Kristin Chenoweth in earlier guest shot on Glee. Fox photo

ABC has picked up Good Christian Belles for next season after dropping the previous B-word (Bitches) from its working title during filming of the pilot episode in Dallas.

But co-star Kristin Chenoweth said on Monday morning's edition of Fox & Friends that the show will go on elsewhere. "We shot the pilot in Dallas. We'll shoot it (the series) in New York or L.A.," she said on one of her favorite TV venues.

ABC officially announces its new 2011-12 plans on Tuesday morning, when a night and time for Good Christian Belles will be disclosed.

As previously posted, the melodrama is adapted from the book by Kim Gatlin, with Leslie Bibb and Annie Potts also in the cast assembled by ABC.

Bibb plays central character Amanda Vaughn, a scandal-rocked divorced mother of two who returns to her Dallas hometown and becomes the target of nasty back-biting by former Christian schoolmates. Gatlin's official GCB website puts it this way: "In the whirling midst of salacious gossip, Botox, and fraud, Amanda turns to those who love her and the faith she's always known. Will the Good Christian Bitches get the best of her, or will everyone see that these GCBs are as counterfeit as their travel jewelry?"

Dallas Film Commission head Janis Burklund could not immediately be reached for comment on Chenoweth's revelation that GCB won't be making Dallas its home base.
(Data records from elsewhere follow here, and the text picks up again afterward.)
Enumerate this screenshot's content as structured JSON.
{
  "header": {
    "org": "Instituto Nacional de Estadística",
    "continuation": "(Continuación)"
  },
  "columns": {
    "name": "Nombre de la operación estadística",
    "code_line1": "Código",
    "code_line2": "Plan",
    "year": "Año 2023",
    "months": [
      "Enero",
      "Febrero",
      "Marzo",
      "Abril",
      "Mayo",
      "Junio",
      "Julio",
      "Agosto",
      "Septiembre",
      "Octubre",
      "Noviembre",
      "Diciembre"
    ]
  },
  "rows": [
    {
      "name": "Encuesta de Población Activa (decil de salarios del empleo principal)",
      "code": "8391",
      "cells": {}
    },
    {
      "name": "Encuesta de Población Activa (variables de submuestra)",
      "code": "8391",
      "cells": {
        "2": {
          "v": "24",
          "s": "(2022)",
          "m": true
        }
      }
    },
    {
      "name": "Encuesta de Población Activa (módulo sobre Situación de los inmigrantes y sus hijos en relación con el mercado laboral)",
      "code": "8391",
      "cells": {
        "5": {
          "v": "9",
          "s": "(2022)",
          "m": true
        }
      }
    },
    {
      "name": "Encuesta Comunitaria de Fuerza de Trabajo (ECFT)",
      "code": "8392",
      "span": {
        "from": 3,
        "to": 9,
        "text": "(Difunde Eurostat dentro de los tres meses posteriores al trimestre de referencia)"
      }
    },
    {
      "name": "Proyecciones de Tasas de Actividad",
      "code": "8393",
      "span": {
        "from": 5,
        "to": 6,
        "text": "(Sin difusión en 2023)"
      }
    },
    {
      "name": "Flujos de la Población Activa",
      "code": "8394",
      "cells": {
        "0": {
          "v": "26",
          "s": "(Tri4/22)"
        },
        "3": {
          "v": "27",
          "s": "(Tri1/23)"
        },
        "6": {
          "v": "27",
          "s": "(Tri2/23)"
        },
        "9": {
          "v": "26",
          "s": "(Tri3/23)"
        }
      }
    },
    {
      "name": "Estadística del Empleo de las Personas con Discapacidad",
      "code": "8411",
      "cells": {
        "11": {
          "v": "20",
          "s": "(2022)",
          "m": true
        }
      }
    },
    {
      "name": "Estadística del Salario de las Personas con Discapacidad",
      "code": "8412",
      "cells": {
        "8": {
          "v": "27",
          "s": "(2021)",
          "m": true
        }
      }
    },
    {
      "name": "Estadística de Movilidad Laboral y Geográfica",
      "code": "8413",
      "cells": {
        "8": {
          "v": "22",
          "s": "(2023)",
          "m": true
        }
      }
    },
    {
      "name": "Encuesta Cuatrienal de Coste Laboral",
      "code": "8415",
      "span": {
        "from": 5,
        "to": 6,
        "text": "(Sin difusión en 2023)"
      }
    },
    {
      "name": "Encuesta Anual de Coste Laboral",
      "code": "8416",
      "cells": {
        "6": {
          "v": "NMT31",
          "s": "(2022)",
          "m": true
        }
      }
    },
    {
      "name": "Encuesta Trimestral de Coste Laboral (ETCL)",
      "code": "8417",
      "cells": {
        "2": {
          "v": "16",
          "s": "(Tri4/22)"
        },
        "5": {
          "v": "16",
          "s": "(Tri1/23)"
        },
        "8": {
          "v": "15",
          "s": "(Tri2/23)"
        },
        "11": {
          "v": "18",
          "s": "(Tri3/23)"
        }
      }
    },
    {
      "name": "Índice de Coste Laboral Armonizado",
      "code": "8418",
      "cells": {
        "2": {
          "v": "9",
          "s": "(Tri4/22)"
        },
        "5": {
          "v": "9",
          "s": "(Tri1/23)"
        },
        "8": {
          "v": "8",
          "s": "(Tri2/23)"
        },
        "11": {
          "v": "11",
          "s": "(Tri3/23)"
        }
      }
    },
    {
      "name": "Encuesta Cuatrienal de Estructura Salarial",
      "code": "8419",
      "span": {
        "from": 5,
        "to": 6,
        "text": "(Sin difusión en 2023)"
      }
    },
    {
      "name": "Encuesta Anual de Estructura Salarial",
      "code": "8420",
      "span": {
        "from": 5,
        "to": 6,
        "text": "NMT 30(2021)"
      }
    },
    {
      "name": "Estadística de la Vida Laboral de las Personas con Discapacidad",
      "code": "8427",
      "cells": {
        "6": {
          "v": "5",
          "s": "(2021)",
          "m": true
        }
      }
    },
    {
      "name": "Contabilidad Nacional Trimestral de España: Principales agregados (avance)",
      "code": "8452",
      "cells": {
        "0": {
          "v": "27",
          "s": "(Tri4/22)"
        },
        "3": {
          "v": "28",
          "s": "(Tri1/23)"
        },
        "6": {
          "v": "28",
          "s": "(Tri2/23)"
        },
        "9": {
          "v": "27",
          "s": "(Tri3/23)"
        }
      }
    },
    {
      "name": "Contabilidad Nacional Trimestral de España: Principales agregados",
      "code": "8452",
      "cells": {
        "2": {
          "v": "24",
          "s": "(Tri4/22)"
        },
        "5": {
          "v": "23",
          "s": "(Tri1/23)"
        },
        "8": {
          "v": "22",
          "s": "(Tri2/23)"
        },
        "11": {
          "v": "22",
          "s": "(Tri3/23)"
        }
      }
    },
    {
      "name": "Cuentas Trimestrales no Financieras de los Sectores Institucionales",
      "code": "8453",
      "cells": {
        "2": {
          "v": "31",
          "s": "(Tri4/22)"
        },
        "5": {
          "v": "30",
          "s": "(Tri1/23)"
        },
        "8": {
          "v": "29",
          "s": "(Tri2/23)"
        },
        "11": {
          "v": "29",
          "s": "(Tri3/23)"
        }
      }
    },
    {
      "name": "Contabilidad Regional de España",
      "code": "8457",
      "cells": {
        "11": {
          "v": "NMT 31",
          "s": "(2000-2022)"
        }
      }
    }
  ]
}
The city still hopes to land TNT's re-do of Dallas on a permanent basis if the network commits to a series. The pilot was filmed in North Texas this month, with original cast members Larry Hagman, Linda Gray and Patrick Duffy back in harness along with a younger generation of actors playing their various offspring.

Last year at this time, Dallas was flush with the news that NBC's Chase and Fox's The Good Guys and Lone Star all would be filming in the Dallas area after making their networks' fall lineups. But they were canceled in fairly short order, as was ABC's new Austin-made drama series, My Generation.